Intelligence First

Nigerian blogs,politic, science,football,terrorism

Tuesday, August 15, 2006

AN EYE FOR A SORE (ISRAEL/LEBANON)

War lingers at every turn in contemporary affairs. Endangered species strive for meager sustenance. Businesses stretch competition into the vagaries of espionage. Government force their way into a meaningful stand that makes their impression felt. Even a casual glance to the left encounters soul-shaking pornography as female clothing increasingly limit male freedom of sight: this is a violent attack on balanced male psyche.

Intuition naturally motivates commensurate response in violence to perceived attack. What in earnest owes to situation ethics winds up as a feud with a wider resolve that drags in other parties. Understanding requires one to get to know the perceived enemy; an exercise which will reveal the perceived threat to be no cause for alarm after all.

The need for coexistence is increasingly seen to be of collateral significance. The hurt of enduring a score-down in a scuffle can be more unbearable when the contender escapes scot-free.
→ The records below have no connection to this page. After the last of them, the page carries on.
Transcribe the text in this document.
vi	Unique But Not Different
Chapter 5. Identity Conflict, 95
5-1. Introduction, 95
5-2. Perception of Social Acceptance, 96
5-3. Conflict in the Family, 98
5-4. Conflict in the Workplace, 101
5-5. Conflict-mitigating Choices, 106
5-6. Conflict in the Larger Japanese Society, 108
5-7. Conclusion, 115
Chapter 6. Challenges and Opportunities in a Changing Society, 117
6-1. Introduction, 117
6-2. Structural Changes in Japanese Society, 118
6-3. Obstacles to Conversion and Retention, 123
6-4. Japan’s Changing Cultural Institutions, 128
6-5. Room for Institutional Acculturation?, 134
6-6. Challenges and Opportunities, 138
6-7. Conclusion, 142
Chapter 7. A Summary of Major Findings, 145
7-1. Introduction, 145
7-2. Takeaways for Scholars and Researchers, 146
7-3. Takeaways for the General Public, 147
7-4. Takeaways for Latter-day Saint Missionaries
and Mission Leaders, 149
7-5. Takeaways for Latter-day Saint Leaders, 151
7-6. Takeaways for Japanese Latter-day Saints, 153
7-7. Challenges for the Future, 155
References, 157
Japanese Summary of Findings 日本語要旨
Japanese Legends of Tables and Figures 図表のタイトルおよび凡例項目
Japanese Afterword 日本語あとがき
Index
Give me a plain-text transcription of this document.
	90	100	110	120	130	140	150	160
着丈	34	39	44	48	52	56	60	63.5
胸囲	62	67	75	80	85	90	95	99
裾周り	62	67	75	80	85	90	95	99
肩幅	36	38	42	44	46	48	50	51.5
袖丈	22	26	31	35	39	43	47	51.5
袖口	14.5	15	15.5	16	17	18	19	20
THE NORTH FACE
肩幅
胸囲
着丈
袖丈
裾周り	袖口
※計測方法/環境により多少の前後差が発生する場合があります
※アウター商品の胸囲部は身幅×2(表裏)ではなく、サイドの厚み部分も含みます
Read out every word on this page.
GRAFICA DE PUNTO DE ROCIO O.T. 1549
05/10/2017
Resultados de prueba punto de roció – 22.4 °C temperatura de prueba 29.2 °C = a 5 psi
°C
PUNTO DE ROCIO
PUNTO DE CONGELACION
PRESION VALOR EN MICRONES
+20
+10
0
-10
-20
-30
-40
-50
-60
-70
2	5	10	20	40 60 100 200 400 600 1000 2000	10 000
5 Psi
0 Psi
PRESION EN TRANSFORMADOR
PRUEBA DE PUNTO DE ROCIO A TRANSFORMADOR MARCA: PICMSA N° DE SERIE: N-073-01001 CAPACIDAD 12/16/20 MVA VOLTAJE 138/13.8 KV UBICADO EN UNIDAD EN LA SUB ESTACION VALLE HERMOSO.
It seems that settling the score is of greater significance than winning a trophy in a chase that is never characterized by equals: only one can win.

Contending forces in the wider perspective sets everyone on edge, by reason of conviction. Sides are taken in a tense battle of interests in which factions stop at nothing to materialize their every will.

No one stops to think who stands to gain: temporal gains between parties ignore wider future ramifications. A win today invites a challenge another day until the score evens at all cost.

Unhealthy motivation like this, to win no matter what, was the bedrock of the ninja art. Its philosophy is riveted on winning and that alone. Contenders fall but others come in a never ending struggle of diminishing significance.

There’s a time to kill and a time to refrain.

One such endless struggle is that of Israel and Lebanon. They probably remember poorly the root cause of their perennial strife.

Laban played host to Israel when his father Isaac sent him off empty-handed to seek a bride in the house of the brother to his mother. Laban’s subtle dealings with Israel caused him to make a pact with Israel upon his departure: he was not to cross that spot to bring war upon him, just as he neither was to do that.

Today, that spot is in shaky agreement.

..and the struggle wins new adherents, hardening young Lebanese against young Israelis.

The Israeli who donated an eye to the Lebanese took on his sore by an act of human kindness. This milk of natural emotion supervenes the sentiment of resolute conviction.